Ainda conforme a autora, e colaboradores, esta não identificação impulsiona o
sujeito a buscar por expressões que remetem às manifestações do gênero oposto,
como forma de integrar seu corpo à identidade do “eu ideal”, podendo recorrer,
como traz Jesus (2012), a transformações na forma de se vestir, tratamentos
hormonais e cirurgias. Neste sentido, é bastante pertinente pensar na
autopercepção desses sujeitos a partir de definições, visões e significações de
outrem, que podem influenciá-los consideravelmente a uma busca desenfreada por
se fazer mais adequado às expectativas inflexíveis da sociedade, diante do que
para esta melhor representaria um homem e uma mulher. Goffman (1988) traz muito
bem essa noção quando discursa sobre o conceito de “identidade do eu” como a
percepção que o indivíduo possui sobre si mesmo configurada a partir de como o
outro o enxerga, percebe e espera de sua conduta. São as normas sociais
definidas sobre o indivíduo, a conceituação construída sobre como cada um deve
ser. É como se tudo o que o sujeito é e almeja ser não o pertencesse. Como se
não possuísse liberdade para expressar a “sua” verdade, pois esta já está
estabelecida a seu respeito.
De forma a iniciar algumas
reflexões importantes sobre a questão, segue abaixo um vídeo da personagem
Nomi, da série Sense 8, em desabafo sobre sua história de descoberta e
aceitação diante de sua identidade de gênero:
Tente agora imaginar o
sofrimento de ter que satisfazer a uma imagem, a uma corporeidade e
expressividade distintas de você para ser aceito, para ganhar respeito e
dignidade - elemento que todos deveríamos ter por direito. Você se olha através
de um espelho e não se reconhece verdadeiramente em nenhuma configuração da
imagem, apenas no olhar de insatisfação por estar enclausurado numa realidade
que foi moldada para você, mas que não se adequa a toda a sua organização e
identidade psíquica. Dessa forma, pode existir sim
grande influência da
pressão social por adequação ao binarismo sexo/gênero idealmente construído sobre
o ritmo de transformação do sujeito Trans, levando-o a percorrer
muitas vezes caminhos de grande sofrimento e vulnerabilidade para maior
aceitação como ser humano, entretanto, essa busca por modificações
corporais fundamenta-se, antes de tudo, em sua
própria satisfação pessoal e no fortalecimento
de sua autoestima através da materialização dos seus desejos de possuir uma
matéria, uma forma existencial que mais expresse seu ser psíquico (SILVA et
al., 2017). Esta é a realidade pulsante do sujeito Trans.

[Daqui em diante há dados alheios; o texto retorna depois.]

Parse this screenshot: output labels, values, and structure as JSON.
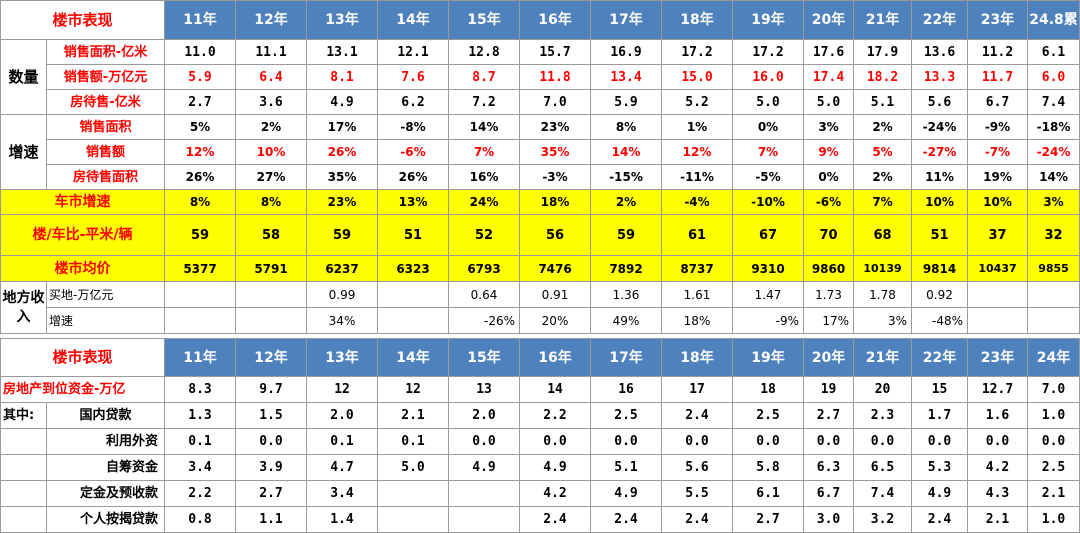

Uma realidade que até
pouco tempo era reconhecida como adoecimento psíquico.
A seguir, alguns
pensamentos da filósofa Judith Butler sobre a construção cultural em torno do
binarismo de gênero, e sua reflexão referente ao reducionismo que ele pode produzir diante das possibilidades diversas de expressão do ser: https://m.youtube.com/watch?v=9MlqEoCFtPM
(Des)construindo gêneros
É importante
destacar, a partir deste discurso de Judith, que há sim uma ordem hegemônica
binária naturalizada, e naturalizante, na questão sexo/gênero, a
cisnormatividade, que busca impor a cisgeneridade - a qual se configura como a
“condição de um sujeito que se sente confortável com o sistema sexo/gênero que
lhe foi outorgado no nascimento ou gestação” (MARANHÃO F, 2015, p. 191) - como
o padrão normal e ideal de ser, o que leva muitas pessoas a estranharem e,
assim, deslegitimarem os sujeitos Trans por suas singularidades de expressão.
Nessa perspectiva,
Berenice Bento, em conversa com Dias (2014), discursa bastante, sobre a questão
do biopoder, do controle sobre a vida humana, com base na imposição da norma
cisgênera pelo estado, numa perspectiva semelhante a Judith Butler:
“Para que serve gênero? O gênero serve
para construir corpos, é uma máquina de produção em série de seres humanos. Se
você tem pênis, é homem; se tem vagina, é mulher. A população é tratada em função da ideia do
masculino/homem e feminino/mulher. Em ambos os casos você deve ser
heterossexual. E há então um conjunto de dispositivos linguísticos, médicos,
religiosos [...] que se organiza e se estrutura a partir de uma engrenagem
bastante complexa para produzir uma afirmação sobre o ser: "eu sou uma
mulher". O que significa alguém afirmar isso? "Eu sou uma
mulher" e, portanto, "eu não sou um homem". As coisas têm nomes,
há coisas de meninos e coisas de meninas. Mas se o menino quer brincar com
coisas de meninas, qual o problema? Estamos ainda no campo das demarcações. Ao
produzir as identidades de homem e mulher com base na biologia, estamos
produzindo identidades de gênero a partir de um processo extremamente violento,
que está vinculado à produção de identidades sexuais. A produção do sujeito no
mundo segue um protocolo de gênero e de sexualidade. Se consideramos que esse
sistema de gênero não serve, pois produz exclusão e sofrimento, o que devemos
fazer? Quando falamos sobre as relações de poder, quando sugerimos que gênero
não deve ser um assunto da medicina, quando defendemos o radical direito à
autodeterminação de gênero, estamos buscando libertar o gênero do biopoder.”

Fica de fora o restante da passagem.